Il Club Ambrosetti ha fatto i conti cercando di capire quanto la rivoluzione industriale in atto, la quarta, quella dei robot, potrà minacciare i posti di lavoro finora occupati dagli uomini. La domanda delle domande, quella alla quale da diversi anni oramai si cerca di rispondere. “Tutto dipende da come si affronta il cambiamento” scrive oggi La Stampa citando i dati raccolti dal Club Ambrosetti nel report. “Per il mercato del lavoro italiano non sarà una passeggiata: nei prossimi 15 anni verranno meno più di tre milioni di occupati nei settori tradizionali, fino a 4,3 nello scenario più pessimista. Ma è possibile crearne altrettanti in quelli innovativi”.
Cosa ci insegnano l’industria dell’auto, e Amazon
Partiamo dalla manifattura e dal commercio: “Perderanno rispettivamente 840 mila e 600 mila unità”, scrive l’inviato a Cernobbio. “Nel giro di quindici anni le attività immobiliari - che oggi impiegano più di due milioni e mezzo di italiani - perderanno trecentomila addetti, agricoltura e pesca più di duecentomila”. E la perdita dell’occupazione sarà rapida: “130 mila all’anno nei primi cinque, 290 mila negli ultimi cinque”. E i rischi maggiori saranno per le nuove generazioni. “Il rischio di sostituzione è del 20 per cento per i lavoratori fra i 20 e i 24 anni, del 16 per cento fra i 25 e i 29, del 13 per cento fra i 60 e i 64 anni”.
E' possibile evitare che i robot ci rubino il lavoro?
“Secondo la ricerca sarebbe sufficiente mettere in campo iniziative capaci di creare 42 mila posti all’anno nei prossimi cinque”, scrive La Stampa. Occorre però puntare sui settori che oggi impiegano più di ogni altro: “alta tecnologia, scienze della vita, ricerca di base”. Lo studio quindi racconta che per ogni nuovo posto in un settore avanzato se ne creano altri 2,1 nell’indotto: quarantamila posti l’anno nei settori chiave sono tre milioni di occupati in 15 anni.
L’importanza di un titolo di studio adeguato
Quello che emerge è abbastanza scontato: in futuro più le qualifiche acquisite saranno basse, più sarà alta la possibilità di restare disoccupati. “Chi ha in tasca una specializzazione universitaria ha appena l’un per cento di probabilità di perdere il posto; al contrario, per chi non ha almeno una laurea il rischio sale al 17 per cento: si tratta di 17 milioni di italiani” si dice nel report.

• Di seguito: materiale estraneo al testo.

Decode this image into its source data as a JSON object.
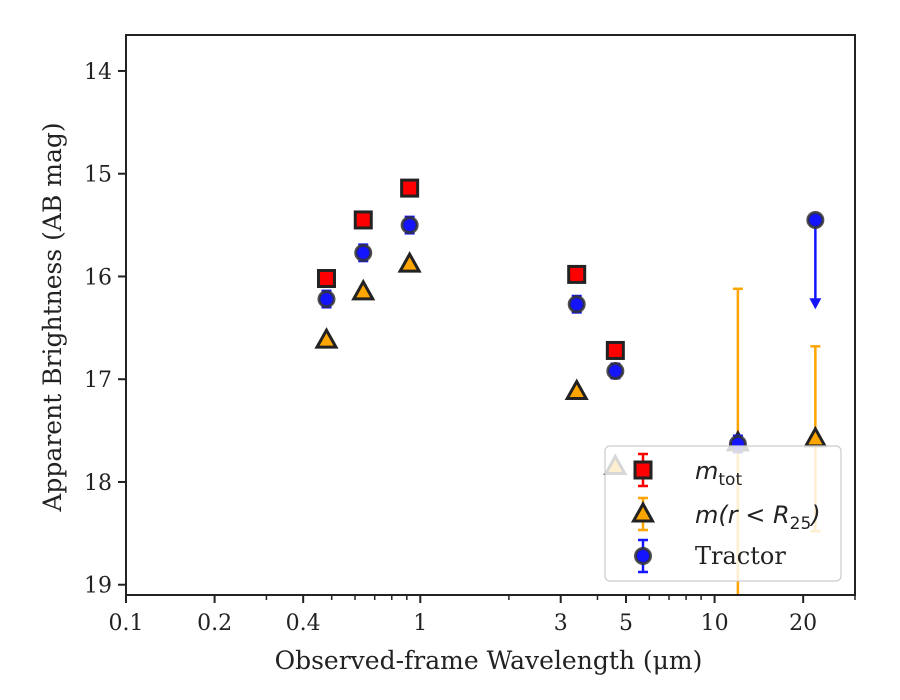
{
  "chart_data": {
    "type": "scatter",
    "xlabel": "Observed-frame Wavelength (μm)",
    "ylabel": "Apparent Brightness (AB mag)",
    "x_scale": "log",
    "xlim": [
      0.1,
      30
    ],
    "ylim": [
      19.1,
      13.65
    ],
    "y_inverted": true,
    "x_ticks": [
      {
        "value": 0.1,
        "label": "0.1"
      },
      {
        "value": 0.2,
        "label": "0.2"
      },
      {
        "value": 0.4,
        "label": "0.4"
      },
      {
        "value": 1,
        "label": "1"
      },
      {
        "value": 3,
        "label": "3"
      },
      {
        "value": 5,
        "label": "5"
      },
      {
        "value": 10,
        "label": "10"
      },
      {
        "value": 20,
        "label": "20"
      }
    ],
    "y_ticks": [
      {
        "value": 14,
        "label": "14"
      },
      {
        "value": 15,
        "label": "15"
      },
      {
        "value": 16,
        "label": "16"
      },
      {
        "value": 17,
        "label": "17"
      },
      {
        "value": 18,
        "label": "18"
      },
      {
        "value": 19,
        "label": "19"
      }
    ],
    "grid": false,
    "legend_position": "lower-right",
    "series": [
      {
        "name": "m_tot",
        "legend_main": "m",
        "legend_sub": "tot",
        "marker": "square",
        "color": "#ff0000",
        "edge_color": "#222222",
        "error_color": "#ff0000",
        "points": [
          {
            "x": 0.48,
            "y": 16.02,
            "err": 0.07
          },
          {
            "x": 0.64,
            "y": 15.45,
            "err": 0.07
          },
          {
            "x": 0.92,
            "y": 15.14,
            "err": 0.07
          },
          {
            "x": 3.4,
            "y": 15.98,
            "err": 0.07
          },
          {
            "x": 4.6,
            "y": 16.72,
            "err": 0.07
          }
        ]
      },
      {
        "name": "m(r < R25)",
        "legend_main": "m(r < R",
        "legend_sub": "25",
        "legend_tail": ")",
        "marker": "triangle",
        "color": "#ffa500",
        "edge_color": "#222222",
        "error_color": "#ffa500",
        "points": [
          {
            "x": 0.48,
            "y": 16.62,
            "err": 0.0
          },
          {
            "x": 0.64,
            "y": 16.15,
            "err": 0.0
          },
          {
            "x": 0.92,
            "y": 15.88,
            "err": 0.0
          },
          {
            "x": 3.4,
            "y": 17.12,
            "err": 0.0
          },
          {
            "x": 4.6,
            "y": 17.85,
            "err": 0.0
          },
          {
            "x": 12.0,
            "y": 17.62,
            "err": 1.5
          },
          {
            "x": 22.0,
            "y": 17.58,
            "err": 0.9
          }
        ]
      },
      {
        "name": "Tractor",
        "legend_main": "Tractor",
        "marker": "circle",
        "color": "#1414ff",
        "edge_color": "#333333",
        "error_color": "#1414ff",
        "points": [
          {
            "x": 0.48,
            "y": 16.22,
            "err": 0.08
          },
          {
            "x": 0.64,
            "y": 15.77,
            "err": 0.08
          },
          {
            "x": 0.92,
            "y": 15.5,
            "err": 0.08
          },
          {
            "x": 3.4,
            "y": 16.27,
            "err": 0.08
          },
          {
            "x": 4.6,
            "y": 16.92,
            "err": 0.07
          },
          {
            "x": 12.0,
            "y": 17.63,
            "err": 0.08
          }
        ],
        "upper_limits": [
          {
            "x": 22.0,
            "y": 15.45,
            "arrow_to": 16.3
          }
        ]
      }
    ]
  }
}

Di chi è il futuro del lavoro?
“Il futuro”, scrive il quotidiano, “è per chi svolge mansioni complesse, con una forte componente intellettuale e non facilmente sostituibili dalle macchine. I settori che rischiano meno sono i servizi per la salute e la comunicazione. Il futuro del lavoro è nelle qualità umane, quelle che le macchine non potranno mai sostituire: creatività, innovazione, capacità di relazione.
La credenza che i robot rubino il lavoro, è appunto una credenza
“Non è vero per niente che il destino delle società avanzate sia segnato”, scrive oggi Luca Ricolfi nel suo primo editoriale per Il Mattino: “La credenza che automazione e intelligenza artificiale distrugga più posti di lavori di quanti ne creino è per l’appunto una credenza, non una legge generale dell’economia”.
Cosa lo dimostra? Secondo Ricolfi la paura italiana è data da un punto di vista particolare, quella di un Paese che ha sì perso posti di lavoro, ma non a causa dei robot. “Diego anni di instabilità economica e di spettacolari progressi tecnologici non hanno impedito a 21 Paesi avanzati su 35 di aumentare i propri tassi di occupazione, spesso già molto elevati nel 2007.